Caspian Networks, a start-up based in San Jose, California, announced the general availability of its Apeiro flow-based router designed for delivering "ATM-equivalent" QoS using IP. Caspian Networks' core innovation is to examine each packet entering the router, identify flows, and then store to memory the flow's relevant routing information as well as its QoS, loss, delay and jitter characteristics. Subsequent packets in the flow are switched based on the "flow state" data already in memory. By tracking potentially tens of millions of microflows per 10 Gbps interface per second in hardware, Caspian said its Apeiro platform provides deterministic QoS for premium IP traffic that is equivalent to ATM. Caspian Networks said its ASIC-driven platform is capable of handling 500,000+ flow set-ups per second, scaling far beyond the circuit set-up rates typical of ATM and MPLS. The Apeiro platform interoperates with and supports standard network protocols such as BGP, IS-IS, IPv6, and MPLS. Caspian features a fully distributed and redundant hardware architecture in which switching, forwarding, routing and management are handled by the ASICs on each line card. The system scales to 120 Gbps full duplex I/O capacity per shelf, or 360 Gbps full duplex I/O capacity per rack. This could accommodate 36 OC-192c/STM-64c ports, 36 10 GigE ports, 144 OC-48c/STM-16c or OC-12c/STM-4c ports, 288 1 GigE ports, or 432 OC-3c/STM-1c ports. The Caspian design also provides a Logical Router capability with separate routing domains within a single router.

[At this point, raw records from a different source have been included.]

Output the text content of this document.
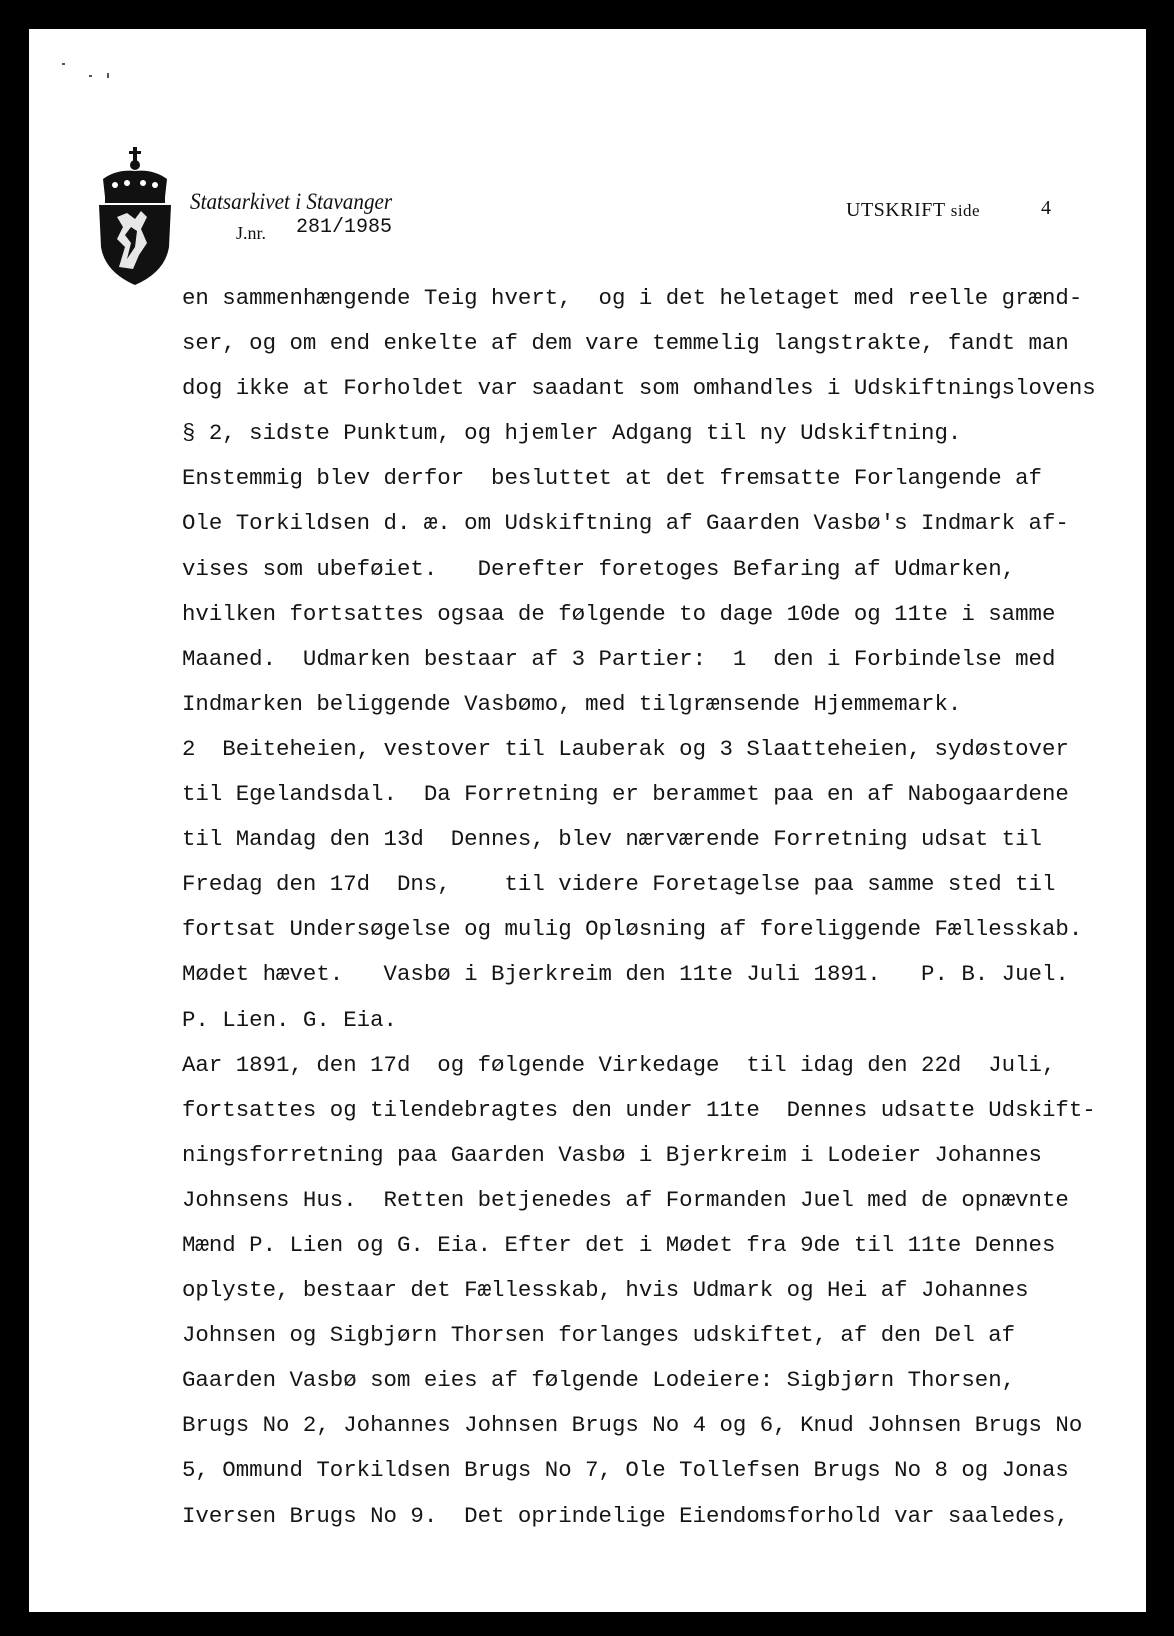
Statsarkivet i Stavanger
J.nr. 281/1985
UTSKRIFT side	4
en sammenhængende Teig hvert,  og i det heletaget med reelle grænd-
ser, og om end enkelte af dem vare temmelig langstrakte, fandt man
dog ikke at Forholdet var saadant som omhandles i Udskiftningslovens
§ 2, sidste Punktum, og hjemler Adgang til ny Udskiftning.
Enstemmig blev derfor  besluttet at det fremsatte Forlangende af
Ole Torkildsen d. æ. om Udskiftning af Gaarden Vasbø's Indmark af-
vises som ubeføiet.   Derefter foretoges Befaring af Udmarken,
hvilken fortsattes ogsaa de følgende to dage 10de og 11te i samme
Maaned.  Udmarken bestaar af 3 Partier:  1  den i Forbindelse med
Indmarken beliggende Vasbømo, med tilgrænsende Hjemmemark.
2  Beiteheien, vestover til Lauberak og 3 Slaatteheien, sydøstover
til Egelandsdal.  Da Forretning er berammet paa en af Nabogaardene
til Mandag den 13d  Dennes, blev nærværende Forretning udsat til
Fredag den 17d  Dns,    til videre Foretagelse paa samme sted til
fortsat Undersøgelse og mulig Opløsning af foreliggende Fællesskab.
Mødet hævet.   Vasbø i Bjerkreim den 11te Juli 1891.   P. B. Juel.
P. Lien. G. Eia.
Aar 1891, den 17d  og følgende Virkedage  til idag den 22d  Juli,
fortsattes og tilendebragtes den under 11te  Dennes udsatte Udskift-
ningsforretning paa Gaarden Vasbø i Bjerkreim i Lodeier Johannes
Johnsens Hus.  Retten betjenedes af Formanden Juel med de opnævnte
Mænd P. Lien og G. Eia. Efter det i Mødet fra 9de til 11te Dennes
oplyste, bestaar det Fællesskab, hvis Udmark og Hei af Johannes
Johnsen og Sigbjørn Thorsen forlanges udskiftet, af den Del af
Gaarden Vasbø som eies af følgende Lodeiere: Sigbjørn Thorsen,
Brugs No 2, Johannes Johnsen Brugs No 4 og 6, Knud Johnsen Brugs No
5, Ommund Torkildsen Brugs No 7, Ole Tollefsen Brugs No 8 og Jonas
Iversen Brugs No 9.  Det oprindelige Eiendomsforhold var saaledes,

Caspian's Apeiro platform is currently in lab trials with a number of RBOCs, IXCs and international PTTs. The company is also offering a "Caspian CORE trade-up program" in which service providers receive credits for trading in existing routers or ATM switches.
http://www.caspian.com
- In February 2002, Caspian Networks closed $120 million in fourth round venture funding. Total investment in the company now stands at $262 million.
Caspian currently employs about 120 people.
Caspian Networks was founded by Dr. Lawrence Roberts, who is credited with the design, initiation, planning and development of the ARPANET, the world's first major packet network.